When young ones are begging for food, they call out with a sound uncannily like human hiccups.

Diet# Shoebill ”The craziest bird in the world”

Preferred prey types include marbled & African lungfish, Senegal bichir, Tilapia and catfish species.

Other prey eaten by this types has included frogs, water snakes, Nile monitors and baby crocodiles.

Status and conservation# Shoebill ”The craziest bird in the world”

The population is between 5,000 to 8,000 individuals, who live in wetlands in Uganda. There is also a viable population in the Malagarasi wetlands in Tanzania.

Bird Life International has classified it as Vulnerable with the main threats being home destruction, disturbance and hunting.

factors that contribute to the decline of this types  Shoebill ”The craziest bird in the world”

Home destruction and degradation, hunting, disturbance and illegal capture are all contributing factors to the decline of this types. Agriculture cultivation and pasture for cattle have also caused remarkable home loss. Local people that surround Shoebill homes capture their eggs and chicks for consumption and trade.

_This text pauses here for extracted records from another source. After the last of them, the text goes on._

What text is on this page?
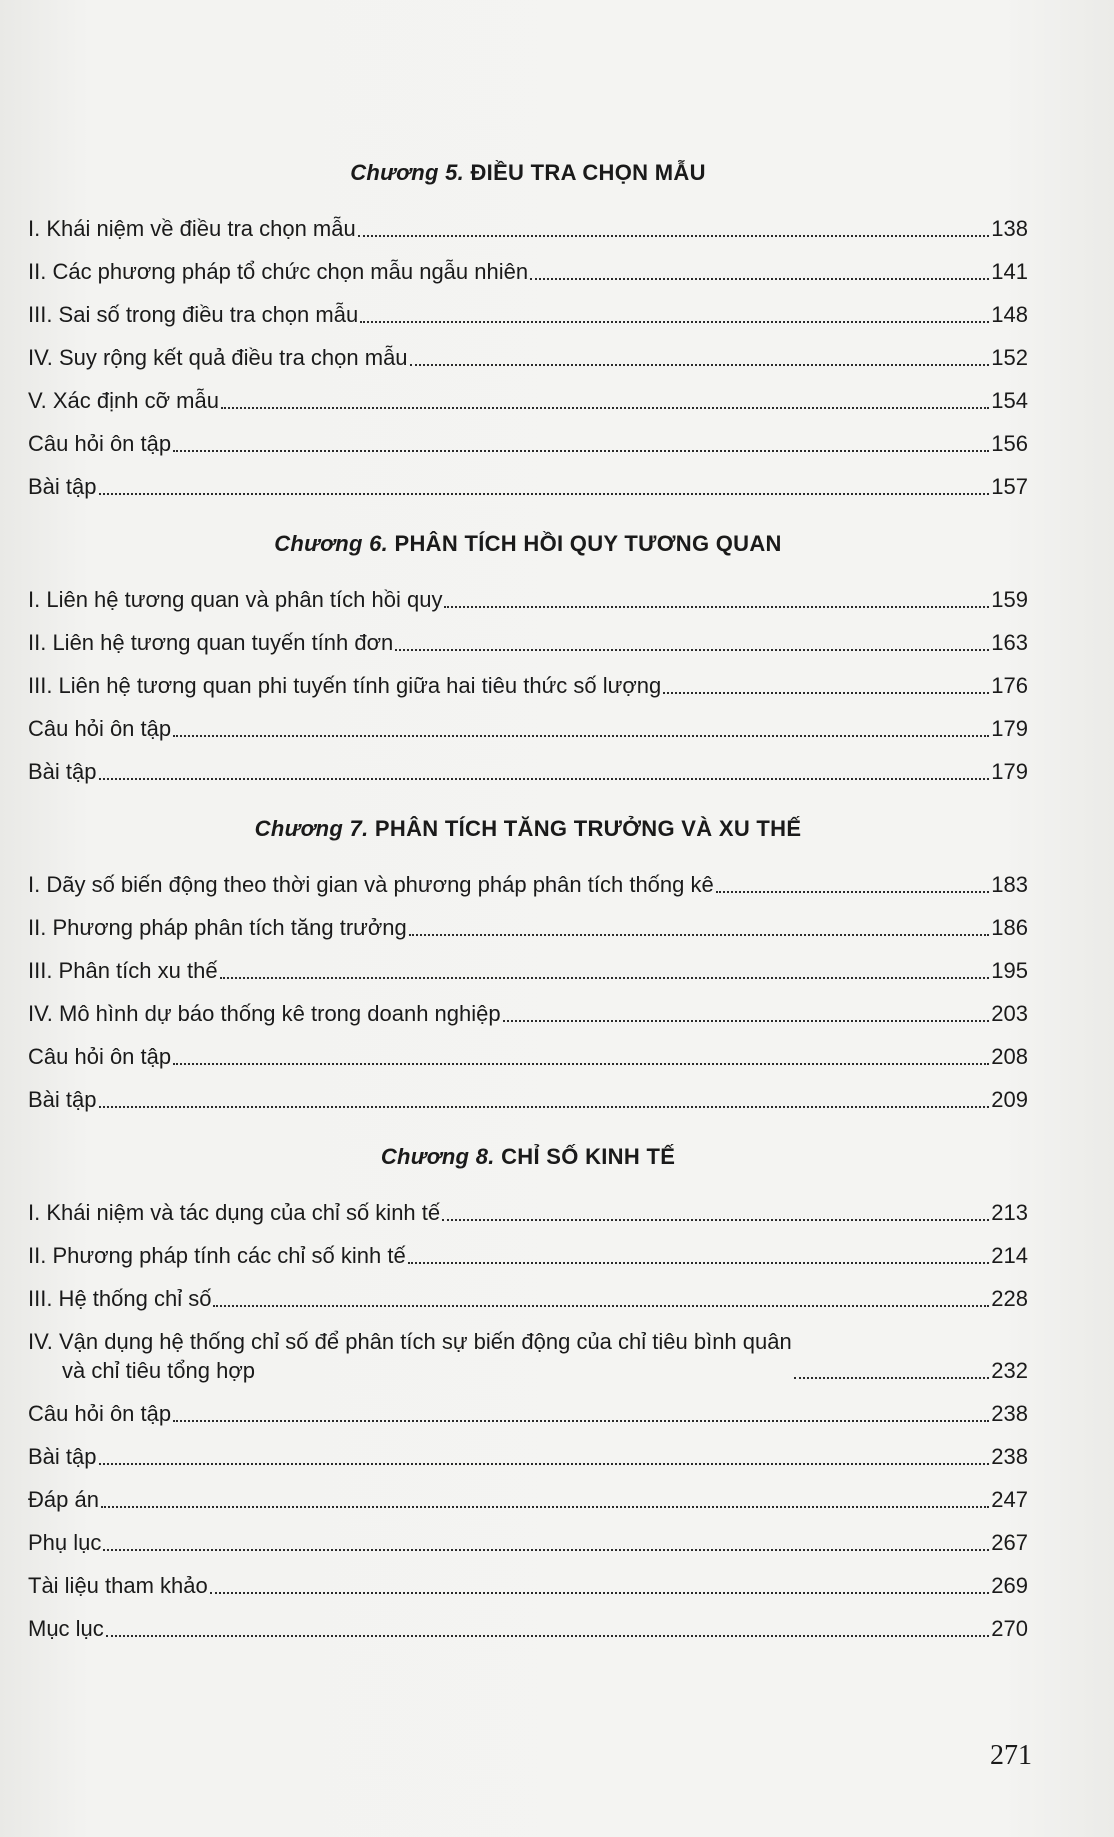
Chương 5. ĐIỀU TRA CHỌN MẪU
I. Khái niệm về điều tra chọn mẫu	138
II. Các phương pháp tổ chức chọn mẫu ngẫu nhiên	141
III. Sai số trong điều tra chọn mẫu	148
IV. Suy rộng kết quả điều tra chọn mẫu	152
V. Xác định cỡ mẫu	154
Câu hỏi ôn tập	156
Bài tập	157
Chương 6. PHÂN TÍCH HỒI QUY TƯƠNG QUAN
I. Liên hệ tương quan và phân tích hồi quy	159
II. Liên hệ tương quan tuyến tính đơn	163
III. Liên hệ tương quan phi tuyến tính giữa hai tiêu thức số lượng	176
Câu hỏi ôn tập	179
Bài tập	179
Chương 7. PHÂN TÍCH TĂNG TRƯỞNG VÀ XU THẾ
I. Dãy số biến động theo thời gian và phương pháp phân tích thống kê	183
II. Phương pháp phân tích tăng trưởng	186
III. Phân tích xu thế	195
IV. Mô hình dự báo thống kê trong doanh nghiệp	203
Câu hỏi ôn tập	208
Bài tập	209
Chương 8. CHỈ SỐ KINH TẾ
I. Khái niệm và tác dụng của chỉ số kinh tế	213
II. Phương pháp tính các chỉ số kinh tế	214
III. Hệ thống chỉ số	228
IV. Vận dụng hệ thống chỉ số để phân tích sự biến động của chỉ tiêu bình quân
và chỉ tiêu tổng hợp	232
Câu hỏi ôn tập	238
Bài tập	238
Đáp án	247
Phụ lục	267
Tài liệu tham khảo	269
Mục lục	270
271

Frequent fires in southern Sudan and deliberate fire for grazing access contribute to home loss. They drain swamps in Sudan  for construction of a nearby canal that allows for artificial control of nearby waterways.

Relationship with humans Shoebill ”The craziest bird in the world”

They consider this type to be one of the five most desirable birds in Africa by birdwatchers. They are docile with humans and show no threatening behavior.